Recently, talk of the Freedom Ride has become a refrain anywhere immigrants work or gather: in a Cambridge apartment filled with members of the Bangladesh community; in a Sharon mosque where worshippers hail from Pakistan, Africa, England, and India; inside union halls, hotels, and factories where workers speak Spanish, Haitian Creole, and Portuguese.
In churches with large Brazilian congregations, Freedom Ride organizers appealed to workers who may be concerned about taking time off from work to attend the New York rally by spreading the catch phrase: "One day off can mean a green card." At the Islamic Society of New England in Sharon, one of the region's largest mosques, Freedom Ride volunteer Nazda Alum greeted congregants at several Friday night services with an "Assalam Aleikum" and fliers advertising the Freedom Ride.

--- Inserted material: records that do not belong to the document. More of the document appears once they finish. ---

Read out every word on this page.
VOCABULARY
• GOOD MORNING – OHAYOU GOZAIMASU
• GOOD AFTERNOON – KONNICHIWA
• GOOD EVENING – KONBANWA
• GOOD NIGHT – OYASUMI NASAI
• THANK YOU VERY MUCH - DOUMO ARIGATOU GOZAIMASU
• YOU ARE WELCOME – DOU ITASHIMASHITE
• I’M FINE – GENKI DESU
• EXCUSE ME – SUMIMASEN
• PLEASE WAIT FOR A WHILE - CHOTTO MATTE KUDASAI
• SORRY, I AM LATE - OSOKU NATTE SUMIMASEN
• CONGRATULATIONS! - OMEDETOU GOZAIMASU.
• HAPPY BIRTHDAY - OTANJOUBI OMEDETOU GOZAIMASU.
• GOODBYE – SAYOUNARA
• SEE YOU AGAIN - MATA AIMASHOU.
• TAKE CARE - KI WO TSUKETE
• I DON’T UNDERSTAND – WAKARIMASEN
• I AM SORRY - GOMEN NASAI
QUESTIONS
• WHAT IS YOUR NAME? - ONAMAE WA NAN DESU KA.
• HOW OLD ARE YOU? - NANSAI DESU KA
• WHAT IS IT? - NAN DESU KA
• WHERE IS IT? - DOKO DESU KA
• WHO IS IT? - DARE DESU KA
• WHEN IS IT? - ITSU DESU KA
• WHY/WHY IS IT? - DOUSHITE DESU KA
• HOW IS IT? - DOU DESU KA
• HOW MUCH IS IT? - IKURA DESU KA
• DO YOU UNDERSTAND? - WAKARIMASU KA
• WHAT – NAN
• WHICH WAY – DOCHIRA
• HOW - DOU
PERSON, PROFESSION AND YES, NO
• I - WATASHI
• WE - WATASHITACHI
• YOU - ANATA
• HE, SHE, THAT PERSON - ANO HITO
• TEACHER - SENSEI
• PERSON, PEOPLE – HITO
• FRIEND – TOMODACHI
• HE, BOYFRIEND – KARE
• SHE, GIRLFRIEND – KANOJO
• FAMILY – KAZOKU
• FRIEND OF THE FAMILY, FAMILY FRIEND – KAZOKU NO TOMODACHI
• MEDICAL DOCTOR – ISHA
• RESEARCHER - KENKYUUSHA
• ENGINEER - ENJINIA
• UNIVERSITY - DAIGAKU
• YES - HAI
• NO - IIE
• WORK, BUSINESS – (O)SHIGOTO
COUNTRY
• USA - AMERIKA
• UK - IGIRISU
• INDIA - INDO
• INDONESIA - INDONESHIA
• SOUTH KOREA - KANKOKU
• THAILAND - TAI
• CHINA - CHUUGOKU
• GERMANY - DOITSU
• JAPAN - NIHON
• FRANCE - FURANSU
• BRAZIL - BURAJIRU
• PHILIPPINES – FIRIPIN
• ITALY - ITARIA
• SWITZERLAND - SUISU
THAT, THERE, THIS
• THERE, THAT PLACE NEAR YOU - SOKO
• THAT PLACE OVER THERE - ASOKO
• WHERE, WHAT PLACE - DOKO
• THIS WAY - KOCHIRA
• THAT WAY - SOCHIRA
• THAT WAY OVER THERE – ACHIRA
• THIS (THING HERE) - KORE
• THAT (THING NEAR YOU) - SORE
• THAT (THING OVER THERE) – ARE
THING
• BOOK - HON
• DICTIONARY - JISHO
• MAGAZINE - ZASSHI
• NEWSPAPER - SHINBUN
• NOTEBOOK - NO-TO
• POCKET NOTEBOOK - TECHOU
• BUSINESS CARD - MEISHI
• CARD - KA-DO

Organizers have warned riders about the risk they are taking, and the possibility that immigration officials could look into the immigration status of the riders and demonstrators.
The riders are receiving instruction in how to deal with officials, and lawyers will be available to handle any problems, said Liz Matos, immigrants rights coordinator with the Massachusetts Immigrant and Refugee Advocacy Coalition.
"This is a risk they are taking," said Matos. "But I think they're taking the risk because they are leaders and by taking the risk they are doing something to create an environment where they can have a better life, a life with dignity, where they can work and will be respected for the work they are doing."